En dat was het. Er gebeurt niet veel in Modiano's boeken (dat wil zeggen: niet op de gebruikelijke manier), maar wie geeft er nog om plot dezer dagen? Daar komt bij dat Modiano verrukkelijk kan schrijven over stille huizen, zwoele nachten, absurde meningsverschillen, winterwind. Achterop Villa Triste staat een quote van Arnon Grunberg gedrukt, hij beweert: ‘Modiano is een meester in het suggereren van welke emotie en sfeer dan ook.’ Dat is helemaal juist; proef dit eens:

‘Zodra je over de drempel van die villa [‘Villa Triste’] stapte, werd je door een glasheldere weemoed bevangen. Je betrad een zone van rust en stilte. De lucht was er ijler. Je zweefde. De meubels waren kennelijk van de hand gedaan of weggegeven. (..) Het parket had een lichte kleur, maar was slecht onderhouden. (..) We zetten de verandadeuren open en strekten ons uit op de canapé. (..) We zweefden. Onze gebaren waren oneindig traag en wanneer we ons verplaatsten, ging dat centimeter voor centimeter. Kruipend. Een plotselinge beweging zou de betovering hebben verbroken. We spraken fluisterend. De avond drong via de veranda het vertrek binnen en ik zag stofdeeltjes doodstil in de lucht hangen. Er reed een wielrijder voorbij en ik hoorde minuten lang het snorrende geluid van zijn fiets. Ook hij bewoog zich centimeter voor centimeter voort. Hij zweefde. Alles om ons heen zweefde. We namen niet eens meer de moeite het licht op te steken wanneer de avond was gevallen.’ (p. 147)

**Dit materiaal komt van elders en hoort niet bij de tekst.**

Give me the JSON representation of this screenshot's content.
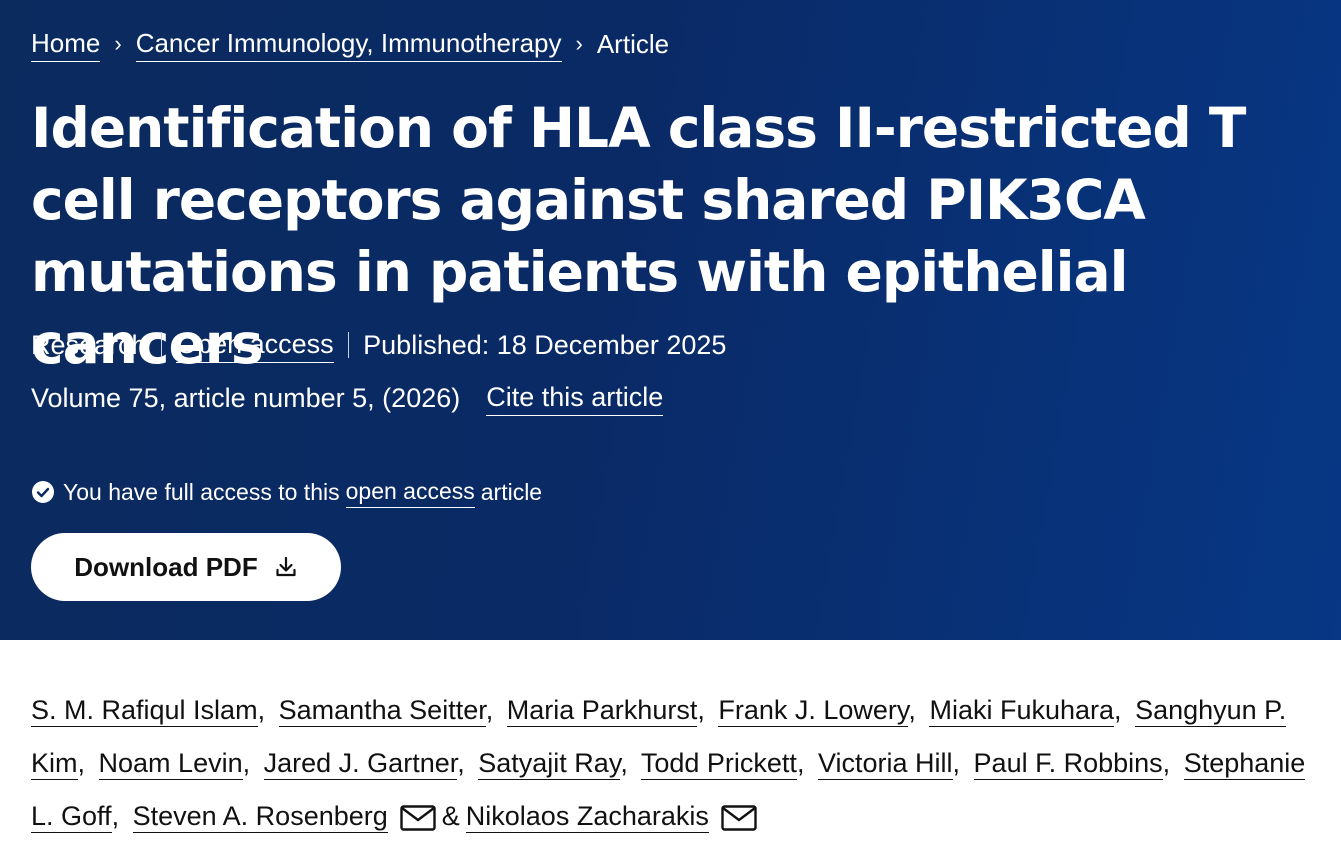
{
  "breadcrumb": {
    "items": [
      {
        "label": "Home"
      },
      {
        "label": "Cancer Immunology, Immunotherapy"
      },
      {
        "label": "Article"
      }
    ],
    "separator_icon": "chevron-right-icon"
  },
  "article": {
    "title": "Identification of HLA class II-restricted T cell receptors against shared PIK3CA mutations in patients with epithelial cancers",
    "type": "Research",
    "access": "Open access",
    "published": "Published: 18 December 2025",
    "volume_info": "Volume 75, article number 5, (2026)",
    "cite_label": "Cite this article"
  },
  "access_notice": {
    "icon": "check-circle-icon",
    "prefix": "You have full access to this",
    "link": "open access",
    "suffix": "article"
  },
  "download": {
    "label": "Download PDF",
    "icon": "download-icon"
  },
  "authors": [
    "S. M. Rafiqul Islam",
    "Samantha Seitter",
    "Maria Parkhurst",
    "Frank J. Lowery",
    "Miaki Fukuhara",
    "Sanghyun P. Kim",
    "Noam Levin",
    "Jared J. Gartner",
    "Satyajit Ray",
    "Todd Prickett",
    "Victoria Hill",
    "Paul F. Robbins",
    "Stephanie L. Goff",
    "Steven A. Rosenberg",
    "Nikolaos Zacharakis"
  ],
  "authors_connector": "&",
  "colors": {
    "hero_background": "#0a2a66",
    "text_on_hero": "#ffffff",
    "body_text": "#111111"
  }
}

Ik zal binnenkort iets schrijven over Dora Bruder, ook dat boek maakte indruk op me. To be continued, dus.

het een als het ander (2)

Het een als het ander staat boordevol mooie observaties. Dat wat nu volgt zit al sinds ik het las in mijn hoofd (het is trouwens een overpeinzing van de middeleeuwse kunstenaar):

‘(..) dit oord is vol mensen die ogen hebben en ervoor kiezen om niets te zien, die allemaal in hun handen praten terwijl ze aan het peripateren zijn en allemaal die votieven dragen, sommige met de omvang van een hand, andere met de omvang van een gezicht of een heel hoofd, gewijd aan heiligen misschien, en de hele tijd kijken ze naar of praten ze in of bidden ze tegen deze stenen of iconen door ze naast hun hoofd te houden of ze met vingers te strelen en door alleen naar die dingen te staren, en dat betekent dat ze zwaar moeten zijn in hun wanhoop om zo onophoudelijk weg te kijken van hun wereld en zo toegewijd aan hun iconen.’ (p. 189)

het een als het ander

      ‘Ze nam een foto van de andere sculptuur van de dubbele helix die het einde van de route markeerde.
      Ze keek naar de foto op haar telefoon en toen weer naar het kunstwerk zelf.
      Het leek op een vrolijke springveer of een op maat gemaakte ladder. Het leek een soort schreeuw, als je zou kunnen zeggen dat een schreeuw naar de hemel ergens op lijkt. Het leek het tegendeel van geschiedenis, hoewel ze op school altijd maar doorgingen over de DNA-geschiedenis, die hier in deze stad geschreven was.
      Wat als de geschiedenis nou eens deze schreeuw was, die opwaarts gerichte springveer, dat wenteltrapgeval, en iedereen het gewoon alleen maar gewend was om iets heel anders met het woord geschiedenis te duiden? Wat als de gevestigde ideeën over geschiedenis bedrieglijk waren?
      Misschien was datgene wat die springveer had teruggeduwd of de opwaartse schreeuw had tegengehouden wel een tegenstander van het ontstaan van zoiets als werkelijke geschiedenis.’ (p. 143-144)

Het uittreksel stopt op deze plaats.